The Bill requires companies to submit environmental programs to the Petroleum Inspectorate for approval, but does not provide clear standards that they must seek, or guidance on most of the key environmental goals they should pursue. Instead of leaving these important matters to companies, the Bill should provide more guidance on the environmental standard that are required. Also the Bill inexplicably and inexcusably excludes the communities that bear the brunt of environmental degradation from having a say on environmental issues. Modern global thinking on environmental protection recognizes the rights of communities to review environmental plans of project that will affect them. This aspect of the Bill needs to be reworked to align it with interests of the oil-bearing communities. Also, considering that there is currently a bill on Prohibition of Gas Flaring (2009) before the National Assembly, Civil society recommends that the Petroleum Industry Bill should be considered side-by-side with that Bill, and that the penalties for violation of health, safety and environmental rules (including environmental remediation) should be stiff enough to discourage impunity. Adherence to environmental regulations should be further strengthened in the Bill by providing for regular environment audits and certification. The provision in the Bill for States and Local Governments in the oil producing areas to pay 1% and 0.5% of their annual derivation allocation into a Remediation Fund under the custody of the Petroleum Inspectorate to restore the environment in cases of damage caused to the environment as a result of sabotage (s. 286) should be expunged from the Bill because majority of oil spillage is not as a result of sabotage, but as a result of equipment failure.

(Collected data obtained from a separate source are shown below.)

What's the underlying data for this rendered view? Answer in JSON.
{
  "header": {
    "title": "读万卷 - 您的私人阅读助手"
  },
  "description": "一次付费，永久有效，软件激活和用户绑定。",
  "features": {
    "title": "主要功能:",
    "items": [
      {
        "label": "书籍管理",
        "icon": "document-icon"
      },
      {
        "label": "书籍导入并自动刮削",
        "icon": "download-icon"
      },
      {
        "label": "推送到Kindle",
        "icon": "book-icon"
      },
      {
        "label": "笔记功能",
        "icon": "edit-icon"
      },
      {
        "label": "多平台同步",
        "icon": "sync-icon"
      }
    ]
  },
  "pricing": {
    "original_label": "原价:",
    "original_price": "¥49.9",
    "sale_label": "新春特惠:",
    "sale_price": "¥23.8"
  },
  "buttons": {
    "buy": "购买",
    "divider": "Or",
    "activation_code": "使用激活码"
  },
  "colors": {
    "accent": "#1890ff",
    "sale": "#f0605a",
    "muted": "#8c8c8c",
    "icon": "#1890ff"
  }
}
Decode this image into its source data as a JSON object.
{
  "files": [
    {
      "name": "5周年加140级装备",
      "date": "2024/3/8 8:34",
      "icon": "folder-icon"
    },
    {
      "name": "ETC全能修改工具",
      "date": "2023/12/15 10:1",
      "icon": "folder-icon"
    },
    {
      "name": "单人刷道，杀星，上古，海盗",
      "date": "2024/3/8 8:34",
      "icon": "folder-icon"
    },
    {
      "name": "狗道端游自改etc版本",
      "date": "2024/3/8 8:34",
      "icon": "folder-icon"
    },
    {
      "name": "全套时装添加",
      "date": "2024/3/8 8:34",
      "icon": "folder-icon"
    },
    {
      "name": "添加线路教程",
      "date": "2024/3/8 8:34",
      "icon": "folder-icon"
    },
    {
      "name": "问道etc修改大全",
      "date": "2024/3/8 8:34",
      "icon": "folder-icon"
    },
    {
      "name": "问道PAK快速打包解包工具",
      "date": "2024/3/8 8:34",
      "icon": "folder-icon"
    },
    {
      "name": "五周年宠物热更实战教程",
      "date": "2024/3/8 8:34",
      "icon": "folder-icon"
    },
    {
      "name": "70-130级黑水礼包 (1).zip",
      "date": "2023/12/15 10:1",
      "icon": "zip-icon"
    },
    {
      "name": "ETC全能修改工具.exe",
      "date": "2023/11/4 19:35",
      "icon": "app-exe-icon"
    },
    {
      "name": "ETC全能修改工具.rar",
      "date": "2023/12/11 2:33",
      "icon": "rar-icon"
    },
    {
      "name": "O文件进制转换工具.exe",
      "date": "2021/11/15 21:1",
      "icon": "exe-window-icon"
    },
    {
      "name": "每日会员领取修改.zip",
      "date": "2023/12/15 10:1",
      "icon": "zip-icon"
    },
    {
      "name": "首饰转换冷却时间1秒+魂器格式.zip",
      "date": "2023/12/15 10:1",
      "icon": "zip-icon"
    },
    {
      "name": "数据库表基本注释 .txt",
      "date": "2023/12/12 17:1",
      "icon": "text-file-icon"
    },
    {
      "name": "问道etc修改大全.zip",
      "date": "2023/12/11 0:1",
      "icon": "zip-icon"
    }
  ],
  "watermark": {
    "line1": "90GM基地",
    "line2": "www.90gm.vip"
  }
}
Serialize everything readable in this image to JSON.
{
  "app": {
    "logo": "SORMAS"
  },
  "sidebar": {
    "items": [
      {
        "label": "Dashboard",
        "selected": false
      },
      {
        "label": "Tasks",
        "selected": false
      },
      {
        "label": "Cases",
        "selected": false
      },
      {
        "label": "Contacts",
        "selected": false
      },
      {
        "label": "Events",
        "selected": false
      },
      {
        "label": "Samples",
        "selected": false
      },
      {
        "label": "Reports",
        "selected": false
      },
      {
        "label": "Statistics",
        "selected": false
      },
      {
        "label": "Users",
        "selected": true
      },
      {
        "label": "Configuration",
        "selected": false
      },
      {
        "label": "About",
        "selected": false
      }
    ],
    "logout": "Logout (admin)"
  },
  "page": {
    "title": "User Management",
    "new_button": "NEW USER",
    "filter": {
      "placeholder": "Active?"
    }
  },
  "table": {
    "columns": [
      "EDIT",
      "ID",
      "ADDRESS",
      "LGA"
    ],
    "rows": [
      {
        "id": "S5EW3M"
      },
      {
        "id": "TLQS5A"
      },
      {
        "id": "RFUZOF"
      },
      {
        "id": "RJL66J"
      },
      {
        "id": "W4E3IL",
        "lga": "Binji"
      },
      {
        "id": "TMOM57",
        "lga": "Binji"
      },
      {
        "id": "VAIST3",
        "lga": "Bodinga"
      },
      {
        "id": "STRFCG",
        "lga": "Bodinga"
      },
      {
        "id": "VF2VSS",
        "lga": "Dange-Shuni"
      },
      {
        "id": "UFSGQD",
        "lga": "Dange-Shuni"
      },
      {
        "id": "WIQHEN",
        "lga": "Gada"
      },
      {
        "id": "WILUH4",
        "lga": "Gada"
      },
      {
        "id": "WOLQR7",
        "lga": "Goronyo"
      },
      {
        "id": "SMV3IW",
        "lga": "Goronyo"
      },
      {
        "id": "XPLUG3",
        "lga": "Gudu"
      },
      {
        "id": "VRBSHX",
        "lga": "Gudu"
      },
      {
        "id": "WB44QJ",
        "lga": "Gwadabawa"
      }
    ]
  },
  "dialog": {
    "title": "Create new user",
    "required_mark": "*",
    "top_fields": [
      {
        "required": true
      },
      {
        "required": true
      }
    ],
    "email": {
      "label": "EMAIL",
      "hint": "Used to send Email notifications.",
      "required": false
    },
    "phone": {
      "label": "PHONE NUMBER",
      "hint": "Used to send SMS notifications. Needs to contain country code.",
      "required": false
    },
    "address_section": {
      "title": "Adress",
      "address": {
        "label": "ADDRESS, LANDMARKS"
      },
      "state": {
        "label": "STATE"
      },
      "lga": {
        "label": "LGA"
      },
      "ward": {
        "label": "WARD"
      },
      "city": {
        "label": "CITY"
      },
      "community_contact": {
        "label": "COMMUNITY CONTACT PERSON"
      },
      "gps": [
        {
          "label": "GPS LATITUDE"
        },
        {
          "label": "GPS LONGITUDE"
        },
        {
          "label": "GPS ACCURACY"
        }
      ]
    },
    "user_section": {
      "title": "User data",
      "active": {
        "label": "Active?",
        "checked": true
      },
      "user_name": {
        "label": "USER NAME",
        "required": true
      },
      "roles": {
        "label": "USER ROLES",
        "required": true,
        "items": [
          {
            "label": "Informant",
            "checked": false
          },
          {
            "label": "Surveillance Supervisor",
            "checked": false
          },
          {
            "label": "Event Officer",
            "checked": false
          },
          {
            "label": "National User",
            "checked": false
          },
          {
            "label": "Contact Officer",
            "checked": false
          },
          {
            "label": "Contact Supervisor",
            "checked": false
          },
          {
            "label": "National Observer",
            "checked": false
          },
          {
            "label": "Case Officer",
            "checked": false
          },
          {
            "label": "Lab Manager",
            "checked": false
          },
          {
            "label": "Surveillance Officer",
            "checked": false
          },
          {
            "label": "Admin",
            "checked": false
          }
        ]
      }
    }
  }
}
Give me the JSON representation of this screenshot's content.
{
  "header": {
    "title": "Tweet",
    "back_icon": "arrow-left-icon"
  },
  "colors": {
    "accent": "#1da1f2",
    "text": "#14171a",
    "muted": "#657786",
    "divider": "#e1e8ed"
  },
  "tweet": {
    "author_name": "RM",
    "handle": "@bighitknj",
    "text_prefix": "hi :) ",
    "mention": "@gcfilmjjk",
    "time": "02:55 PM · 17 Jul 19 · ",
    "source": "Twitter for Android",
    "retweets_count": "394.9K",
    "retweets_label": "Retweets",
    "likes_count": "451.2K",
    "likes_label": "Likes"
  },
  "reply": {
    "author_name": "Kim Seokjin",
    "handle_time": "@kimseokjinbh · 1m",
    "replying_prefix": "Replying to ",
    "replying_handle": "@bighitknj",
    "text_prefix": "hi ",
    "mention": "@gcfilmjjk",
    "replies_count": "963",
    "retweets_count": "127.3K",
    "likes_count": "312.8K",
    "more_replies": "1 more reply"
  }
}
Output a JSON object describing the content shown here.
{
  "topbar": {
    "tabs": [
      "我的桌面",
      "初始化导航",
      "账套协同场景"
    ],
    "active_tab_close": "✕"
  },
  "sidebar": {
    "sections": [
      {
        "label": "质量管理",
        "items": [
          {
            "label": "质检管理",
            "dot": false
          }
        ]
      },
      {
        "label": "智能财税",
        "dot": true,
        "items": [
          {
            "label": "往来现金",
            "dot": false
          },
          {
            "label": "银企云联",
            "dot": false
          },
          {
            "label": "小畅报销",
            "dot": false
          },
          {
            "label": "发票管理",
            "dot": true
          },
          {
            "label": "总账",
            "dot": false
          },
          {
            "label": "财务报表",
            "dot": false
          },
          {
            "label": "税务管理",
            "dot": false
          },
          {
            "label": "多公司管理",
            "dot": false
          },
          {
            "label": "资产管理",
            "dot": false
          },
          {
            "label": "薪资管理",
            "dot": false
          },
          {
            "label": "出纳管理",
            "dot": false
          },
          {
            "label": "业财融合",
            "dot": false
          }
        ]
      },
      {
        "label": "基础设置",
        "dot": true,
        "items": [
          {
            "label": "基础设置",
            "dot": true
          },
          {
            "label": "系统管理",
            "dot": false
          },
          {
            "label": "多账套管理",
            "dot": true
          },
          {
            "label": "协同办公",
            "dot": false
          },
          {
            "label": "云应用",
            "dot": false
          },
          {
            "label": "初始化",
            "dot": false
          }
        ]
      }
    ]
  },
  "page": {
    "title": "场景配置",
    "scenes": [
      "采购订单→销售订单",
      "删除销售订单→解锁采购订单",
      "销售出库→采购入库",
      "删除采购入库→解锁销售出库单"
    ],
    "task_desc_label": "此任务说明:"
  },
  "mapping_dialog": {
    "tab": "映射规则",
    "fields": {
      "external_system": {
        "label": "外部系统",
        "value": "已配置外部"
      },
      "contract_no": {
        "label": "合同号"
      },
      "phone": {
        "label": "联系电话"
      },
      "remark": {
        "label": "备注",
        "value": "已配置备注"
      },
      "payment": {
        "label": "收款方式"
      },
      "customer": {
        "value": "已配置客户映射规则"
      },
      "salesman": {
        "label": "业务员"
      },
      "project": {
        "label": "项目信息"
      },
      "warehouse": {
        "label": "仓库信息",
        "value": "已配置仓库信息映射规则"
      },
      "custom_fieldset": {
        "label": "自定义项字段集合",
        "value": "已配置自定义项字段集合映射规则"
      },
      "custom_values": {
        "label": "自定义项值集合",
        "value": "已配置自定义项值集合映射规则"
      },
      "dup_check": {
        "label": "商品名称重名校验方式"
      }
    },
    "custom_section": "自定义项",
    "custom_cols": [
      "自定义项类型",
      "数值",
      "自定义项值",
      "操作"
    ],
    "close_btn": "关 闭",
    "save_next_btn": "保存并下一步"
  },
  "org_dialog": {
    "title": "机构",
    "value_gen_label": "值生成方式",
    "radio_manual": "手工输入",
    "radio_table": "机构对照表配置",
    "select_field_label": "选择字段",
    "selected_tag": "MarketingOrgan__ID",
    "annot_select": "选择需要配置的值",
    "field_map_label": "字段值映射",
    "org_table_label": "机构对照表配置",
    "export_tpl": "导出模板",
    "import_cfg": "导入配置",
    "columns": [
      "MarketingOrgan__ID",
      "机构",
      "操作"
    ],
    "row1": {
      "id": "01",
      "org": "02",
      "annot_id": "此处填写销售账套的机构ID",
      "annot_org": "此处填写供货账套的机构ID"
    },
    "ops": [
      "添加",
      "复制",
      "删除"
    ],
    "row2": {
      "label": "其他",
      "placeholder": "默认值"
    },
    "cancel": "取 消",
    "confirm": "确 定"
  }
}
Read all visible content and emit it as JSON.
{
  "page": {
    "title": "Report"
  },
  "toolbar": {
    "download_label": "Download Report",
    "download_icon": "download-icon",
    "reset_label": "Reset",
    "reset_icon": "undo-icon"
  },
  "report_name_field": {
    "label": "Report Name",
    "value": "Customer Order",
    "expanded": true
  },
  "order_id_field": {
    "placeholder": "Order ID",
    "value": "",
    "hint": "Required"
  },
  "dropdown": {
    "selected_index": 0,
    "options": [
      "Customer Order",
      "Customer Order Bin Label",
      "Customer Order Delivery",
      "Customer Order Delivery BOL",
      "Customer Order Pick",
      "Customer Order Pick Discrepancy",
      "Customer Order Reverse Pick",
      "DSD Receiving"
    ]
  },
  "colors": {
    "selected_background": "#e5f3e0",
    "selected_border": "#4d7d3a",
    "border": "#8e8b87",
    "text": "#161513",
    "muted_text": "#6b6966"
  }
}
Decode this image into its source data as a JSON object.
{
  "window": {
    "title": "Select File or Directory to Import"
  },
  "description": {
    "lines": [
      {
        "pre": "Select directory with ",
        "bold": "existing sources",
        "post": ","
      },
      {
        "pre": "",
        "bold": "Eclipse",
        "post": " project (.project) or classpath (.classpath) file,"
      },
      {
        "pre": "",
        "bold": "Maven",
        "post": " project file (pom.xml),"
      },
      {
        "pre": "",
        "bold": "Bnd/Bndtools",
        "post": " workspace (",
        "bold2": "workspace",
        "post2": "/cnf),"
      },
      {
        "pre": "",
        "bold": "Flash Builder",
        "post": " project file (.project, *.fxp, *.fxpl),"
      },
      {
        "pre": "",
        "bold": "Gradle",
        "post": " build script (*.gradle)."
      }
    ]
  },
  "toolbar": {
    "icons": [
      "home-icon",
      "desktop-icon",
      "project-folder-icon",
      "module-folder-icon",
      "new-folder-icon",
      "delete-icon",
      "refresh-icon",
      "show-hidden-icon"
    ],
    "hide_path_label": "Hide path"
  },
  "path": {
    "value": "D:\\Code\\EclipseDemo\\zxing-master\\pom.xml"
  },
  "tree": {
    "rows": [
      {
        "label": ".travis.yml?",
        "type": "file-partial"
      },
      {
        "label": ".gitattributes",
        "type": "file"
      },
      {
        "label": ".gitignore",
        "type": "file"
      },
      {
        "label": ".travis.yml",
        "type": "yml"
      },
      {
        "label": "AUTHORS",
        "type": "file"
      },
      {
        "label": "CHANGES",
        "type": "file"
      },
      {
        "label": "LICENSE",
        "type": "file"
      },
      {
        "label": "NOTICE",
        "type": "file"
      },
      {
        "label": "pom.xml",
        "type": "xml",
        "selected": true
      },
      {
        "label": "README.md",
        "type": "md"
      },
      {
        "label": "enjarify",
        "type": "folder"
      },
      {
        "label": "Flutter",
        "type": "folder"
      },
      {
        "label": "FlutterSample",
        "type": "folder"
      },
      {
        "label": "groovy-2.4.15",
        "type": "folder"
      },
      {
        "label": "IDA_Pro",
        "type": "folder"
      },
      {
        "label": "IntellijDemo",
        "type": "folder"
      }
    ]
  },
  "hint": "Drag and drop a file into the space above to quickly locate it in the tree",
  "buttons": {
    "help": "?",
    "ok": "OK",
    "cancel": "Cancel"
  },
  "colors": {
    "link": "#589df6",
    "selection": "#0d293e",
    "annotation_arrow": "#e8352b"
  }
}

The Fiscal Provision identifies and prepares for goals related to economic needs therefore, we propose among other recommendations that these provisions under Part VIII should be aligned to existing provisions in the Fiscal
Responsibility Act 2007 and other relevant laws.
Responsibility Act 2007 and other relevant laws.
The civil society organizations are concerned that a situation where oil companies start organizing retreat for members of the National Assembly to discuss the PIB shows frantic efforts by the oil companies to influence the decision of these lawmakers. Candidly, this is not in the interest of Nigerians.
Since July 2009 to July 2010, is one year now which is enough period for the House members to deliberate and pass this Bill yet they seem to be reluctant about this very vital issue which is of immense advantage to our great country.
We therefore urge the National Assembly to take urgent steps to pass the Bill before the year runs out because party primary elections are around the corner. A positive step taken in the right direction today would make history by saving the extractive sector from corruption and inefficiency.
The Petroleum Industry Bill is a major attempt to reorganize the Nigerian oil industry for rapid and robust National development. As agents of positive change; it is our duty to prove to the rest of the world that the Nigerian Oil Must Work for Us. This is “A Turning Point for Mankind’’ To achieve this, the Bill must Mirror global best practices and address major concerns of Nigerians. The Civil society believes strongly, that if its recommendations are reflected in the final Petroleum Industry Act, Nigeria will reap more revenue and other benefits from the industry and end the crisis in the Niger Delta.